Causing full extents to be allocated

Allocations to a file segment will always fill up the fragment array before allocating complete extents. The doublewrite buffer is strangely not special in this case. The code which allocates it uses the following loop in trx/trx0sys.c at line 335:

for (i = 0; i < 2 * TRX_SYS_DOUBLEWRITE_BLOCK_SIZE
       + FSP_EXTENT_SIZE / 2; i++) {

This is unfortunately written without any comments of note, but it is allocating a total of 160 pages:

  • FSP_EXTENT_SIZE / 2 → 64 / 2 → 32 pages
  • 2 * TRX_SYS_DOUBLEWRITE_BLOCK_SIZE → 2 * 64 → 128 pages

The initial 32 pages allocated are there purely just to cause the fragment array to be filled up thus forcing the fseg_alloc_free_page calls that follow to start allocating complete extents for the remaining 128 pages (that the doublewrite buffer actually needs).
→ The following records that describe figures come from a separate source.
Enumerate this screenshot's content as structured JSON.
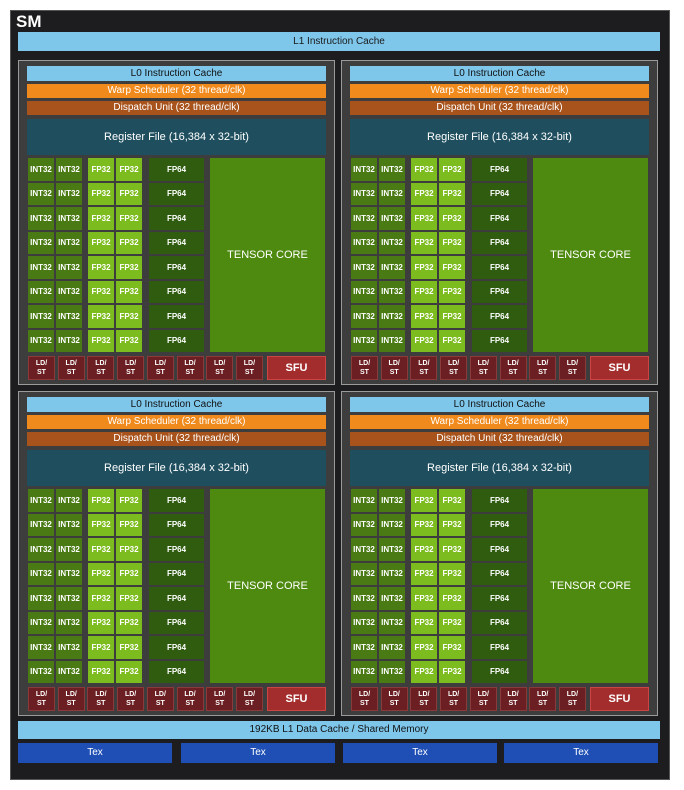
{
  "sm_label": "SM",
  "l1_instruction_cache": "L1 Instruction Cache",
  "l1_data_cache": "192KB L1 Data Cache / Shared Memory",
  "tex_label": "Tex",
  "subpartition": {
    "l0_cache": "L0 Instruction Cache",
    "warp_scheduler": "Warp Scheduler (32 thread/clk)",
    "dispatch_unit": "Dispatch Unit (32 thread/clk)",
    "register_file": "Register File (16,384 x 32-bit)",
    "int32": "INT32",
    "fp32": "FP32",
    "fp64": "FP64",
    "tensor_core": "TENSOR CORE",
    "ldst": "LD/\nST",
    "sfu": "SFU"
  },
  "colors": {
    "background": "#1d1d1f",
    "cache": "#7ec6ea",
    "warp_scheduler": "#f08a1c",
    "dispatch_unit": "#a8531b",
    "register_file": "#1f4f5f",
    "int32": "#4a7a14",
    "fp32": "#7dbc1f",
    "fp64": "#2f5c0f",
    "tensor_core": "#4f8a10",
    "ldst": "#6b1f22",
    "sfu": "#a32c2c",
    "tex": "#1f4fb5"
  }
}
The code then checks which extents were allocated and adds the initial page numbers for those extents to the TRX_SYS header as the doublewrite buffer allocation. In a typical system, InnoDB would allocate the following pages:

  • Fragment pages 13-44 — Perpetually unused fragment pages, but left allocated to the file segment for the doublewrite buffer.
  • Extent starting at page 64, ending at page 127 — Block 1 of the doublewrite buffer in practice.
  • Extent starting at page 128, ending at page 191 — Block 2 of the doublewrite buffer in practice.

Using innodb_ruby to dump file segments (by inode)

I recently added a new space-inodes-detail and space-inodes-summary modes to the innodb_space program in innodb_ruby which can handily show exactly which pages and extents are allocated to a given file segment (trimmed for clarity and reformatted for line wrap; normally printed on a single long line):

$ innodb_space -f ibdata1 space-inodes-detail

INODE fseg_id=15, pages=160,
  frag=32 pages (13, 14, ..., 43, 44),
  full=2 extents (64-127, 128-191),
  not_full=0 extents () (0/0 pages used),
  free=0 extents ()

Here you can clearly see the two complete extents in the file segment’s “full” list, along with the 32 fragment pages.

Conclusions

There are a few ways this could have been avoided, such as freeing the individual pages after the two extents were allocated, or adding a special “no fragments” allocation method. However, as I said at the start it is pretty inconsequential, as it amounts to only 512 KiB per installation. The code could definitely use a rewrite for clarity though, given the nuanced behavior. It could also stand to use one of the existing defines such as FSEG_FRAG_ARR_N_SLOTS or FSEG_FRAG_LIMIT rather than repeating the basically unexplained calculation FSP_EXTENT_SIZE / 2. Additionally rewriting it to use a more meaningful loop structure would be helpful; there’s no reason it needs to allocate all three sets of pages in the same for loop (especially without comments).